This project uses machine learning models to predict fatty liver disease (FLD) based on various health metrics such as age, gender, BMI, blood pressure, glucose levels, and more. The project explores Logistic Regression and Random Forest classifiers, and evaluates their performance using accuracy, confusion matrix, classification report, and ROC curve.
Data Generation: A synthetic dataset is created to simulate real-world health data.
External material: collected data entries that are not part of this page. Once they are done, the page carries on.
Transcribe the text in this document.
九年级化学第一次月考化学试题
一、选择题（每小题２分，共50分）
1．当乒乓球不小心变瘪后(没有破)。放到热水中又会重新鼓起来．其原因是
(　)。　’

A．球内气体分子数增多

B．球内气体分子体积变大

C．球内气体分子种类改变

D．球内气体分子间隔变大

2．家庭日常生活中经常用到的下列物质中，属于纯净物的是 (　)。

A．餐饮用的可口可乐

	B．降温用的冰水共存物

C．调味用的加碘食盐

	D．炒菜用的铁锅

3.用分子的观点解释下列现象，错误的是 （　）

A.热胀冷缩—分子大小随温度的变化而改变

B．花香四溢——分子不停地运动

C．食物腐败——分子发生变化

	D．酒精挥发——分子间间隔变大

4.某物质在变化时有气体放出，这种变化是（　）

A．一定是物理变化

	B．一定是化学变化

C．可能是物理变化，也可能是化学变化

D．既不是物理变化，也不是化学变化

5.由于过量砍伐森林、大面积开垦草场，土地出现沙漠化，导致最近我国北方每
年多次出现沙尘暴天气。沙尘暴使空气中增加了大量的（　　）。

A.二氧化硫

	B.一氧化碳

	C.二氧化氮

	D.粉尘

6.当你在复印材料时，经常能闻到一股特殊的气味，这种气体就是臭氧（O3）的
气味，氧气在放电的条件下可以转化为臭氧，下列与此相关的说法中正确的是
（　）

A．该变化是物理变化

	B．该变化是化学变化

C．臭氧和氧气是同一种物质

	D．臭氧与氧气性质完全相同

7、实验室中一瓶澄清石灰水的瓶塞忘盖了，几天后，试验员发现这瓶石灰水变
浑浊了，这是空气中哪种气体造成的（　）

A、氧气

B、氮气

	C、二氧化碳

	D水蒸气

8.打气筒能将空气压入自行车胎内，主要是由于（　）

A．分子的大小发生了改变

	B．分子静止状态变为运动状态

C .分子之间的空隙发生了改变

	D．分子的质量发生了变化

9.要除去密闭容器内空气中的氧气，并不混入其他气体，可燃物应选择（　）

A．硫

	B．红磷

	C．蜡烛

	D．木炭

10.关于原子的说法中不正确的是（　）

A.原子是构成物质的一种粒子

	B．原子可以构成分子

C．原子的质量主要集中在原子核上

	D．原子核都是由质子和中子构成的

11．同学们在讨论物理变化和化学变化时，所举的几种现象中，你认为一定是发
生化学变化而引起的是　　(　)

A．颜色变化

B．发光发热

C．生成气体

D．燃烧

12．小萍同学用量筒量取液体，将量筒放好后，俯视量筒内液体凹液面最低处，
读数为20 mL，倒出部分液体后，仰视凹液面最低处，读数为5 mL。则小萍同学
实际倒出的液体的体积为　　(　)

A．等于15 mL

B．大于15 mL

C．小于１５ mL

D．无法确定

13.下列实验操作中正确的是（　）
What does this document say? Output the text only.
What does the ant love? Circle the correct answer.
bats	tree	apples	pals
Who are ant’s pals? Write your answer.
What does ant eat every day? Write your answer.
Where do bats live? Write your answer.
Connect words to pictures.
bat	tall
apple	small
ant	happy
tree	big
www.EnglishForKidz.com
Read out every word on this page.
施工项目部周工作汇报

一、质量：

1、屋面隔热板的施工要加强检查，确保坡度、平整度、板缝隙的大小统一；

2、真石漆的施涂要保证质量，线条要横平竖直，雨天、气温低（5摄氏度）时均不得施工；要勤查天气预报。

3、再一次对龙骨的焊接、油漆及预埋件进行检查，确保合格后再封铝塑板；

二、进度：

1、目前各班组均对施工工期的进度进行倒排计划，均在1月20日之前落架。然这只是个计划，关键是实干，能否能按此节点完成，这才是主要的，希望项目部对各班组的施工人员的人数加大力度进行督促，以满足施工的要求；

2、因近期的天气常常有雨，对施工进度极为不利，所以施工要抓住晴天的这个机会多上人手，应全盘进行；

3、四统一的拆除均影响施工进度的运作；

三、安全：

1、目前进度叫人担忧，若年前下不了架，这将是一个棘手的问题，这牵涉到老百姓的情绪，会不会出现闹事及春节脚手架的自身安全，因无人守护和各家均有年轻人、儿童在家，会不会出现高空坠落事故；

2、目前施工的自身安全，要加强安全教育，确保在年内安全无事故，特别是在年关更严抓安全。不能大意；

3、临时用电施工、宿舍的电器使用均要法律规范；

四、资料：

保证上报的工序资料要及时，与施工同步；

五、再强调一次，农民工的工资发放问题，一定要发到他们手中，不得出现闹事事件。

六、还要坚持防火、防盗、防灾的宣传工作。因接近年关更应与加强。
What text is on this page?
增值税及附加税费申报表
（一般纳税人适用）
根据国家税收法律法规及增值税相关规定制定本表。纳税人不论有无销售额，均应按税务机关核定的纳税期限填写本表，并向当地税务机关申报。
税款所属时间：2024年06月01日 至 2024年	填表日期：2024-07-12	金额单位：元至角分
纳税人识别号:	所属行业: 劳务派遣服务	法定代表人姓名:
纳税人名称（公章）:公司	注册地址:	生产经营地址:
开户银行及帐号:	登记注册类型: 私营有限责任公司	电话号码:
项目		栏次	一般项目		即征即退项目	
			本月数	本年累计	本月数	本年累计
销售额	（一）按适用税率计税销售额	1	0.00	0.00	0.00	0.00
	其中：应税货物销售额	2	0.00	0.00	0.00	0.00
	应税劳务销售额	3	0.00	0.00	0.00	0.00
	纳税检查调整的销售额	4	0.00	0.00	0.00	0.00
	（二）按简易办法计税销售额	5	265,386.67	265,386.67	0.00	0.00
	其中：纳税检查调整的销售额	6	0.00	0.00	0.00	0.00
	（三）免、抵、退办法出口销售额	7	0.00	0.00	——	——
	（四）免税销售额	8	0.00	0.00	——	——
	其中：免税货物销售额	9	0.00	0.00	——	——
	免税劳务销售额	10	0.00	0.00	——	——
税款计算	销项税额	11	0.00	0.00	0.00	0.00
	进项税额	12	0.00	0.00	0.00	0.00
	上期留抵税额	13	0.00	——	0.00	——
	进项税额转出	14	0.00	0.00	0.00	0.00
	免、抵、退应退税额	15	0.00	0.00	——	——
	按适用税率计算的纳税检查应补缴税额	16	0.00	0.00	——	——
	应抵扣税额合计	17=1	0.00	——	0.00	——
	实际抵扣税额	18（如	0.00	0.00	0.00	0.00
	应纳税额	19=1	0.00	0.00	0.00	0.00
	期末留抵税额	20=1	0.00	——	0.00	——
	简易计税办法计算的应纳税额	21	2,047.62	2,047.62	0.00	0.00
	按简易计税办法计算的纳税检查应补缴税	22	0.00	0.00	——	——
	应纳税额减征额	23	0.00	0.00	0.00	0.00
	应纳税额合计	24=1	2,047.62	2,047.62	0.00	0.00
Replace this with actual data loading for real-world use. Data Preprocessing: Features are standardized using StandardScaler to improve model performance. Model Training: Two models—Logistic Regression and Random Forest—are trained using the preprocessed data. Model Evaluation: Models are evaluated based on: Accuracy score Confusion matrix Classification report ROC curve and AUC score
To run this project, you need to have Python and the following packages installed:
pip install numpy pandas scikit-learn matplotlib
A synthetic dataset is generated with the following features:
- Age (years)
- Gender (binary: 0 for female, 1 for male)
- Height (in cm)
- Weight (in kg)
- BMI (Body Mass Index)
- Systolic_BP (Systolic Blood Pressure)
- Diastolic_BP (Diastolic Blood Pressure)
- Hypertension (binary: 0 for no, 1 for yes)
- Hyperlipidemia (binary: 0 for no, 1 for yes)
- Smoking_Status (binary: 0 for non-smoker, 1 for smoker)
- Diabetes_Mellitus (binary: 0 for no, 1 for yes)
- Metabolic_Syndrome (binary: 0 for no, 1 for yes)
- Leukocytes (white blood cell count in 10^9/L)
- Hemoglobin (in g/dL)
- Total_Cholesterol (in mg/dL)
- Glucose (in mg/dL)
- Insulin (in µIU/mL)
- FLD_label (binary label for fatty liver disease: 0 for no, 1 for yes)
Logistic Regression is a simple but effective linear model used for binary classification.
Random Forest is an ensemble method that combines multiple decision trees to improve prediction accuracy.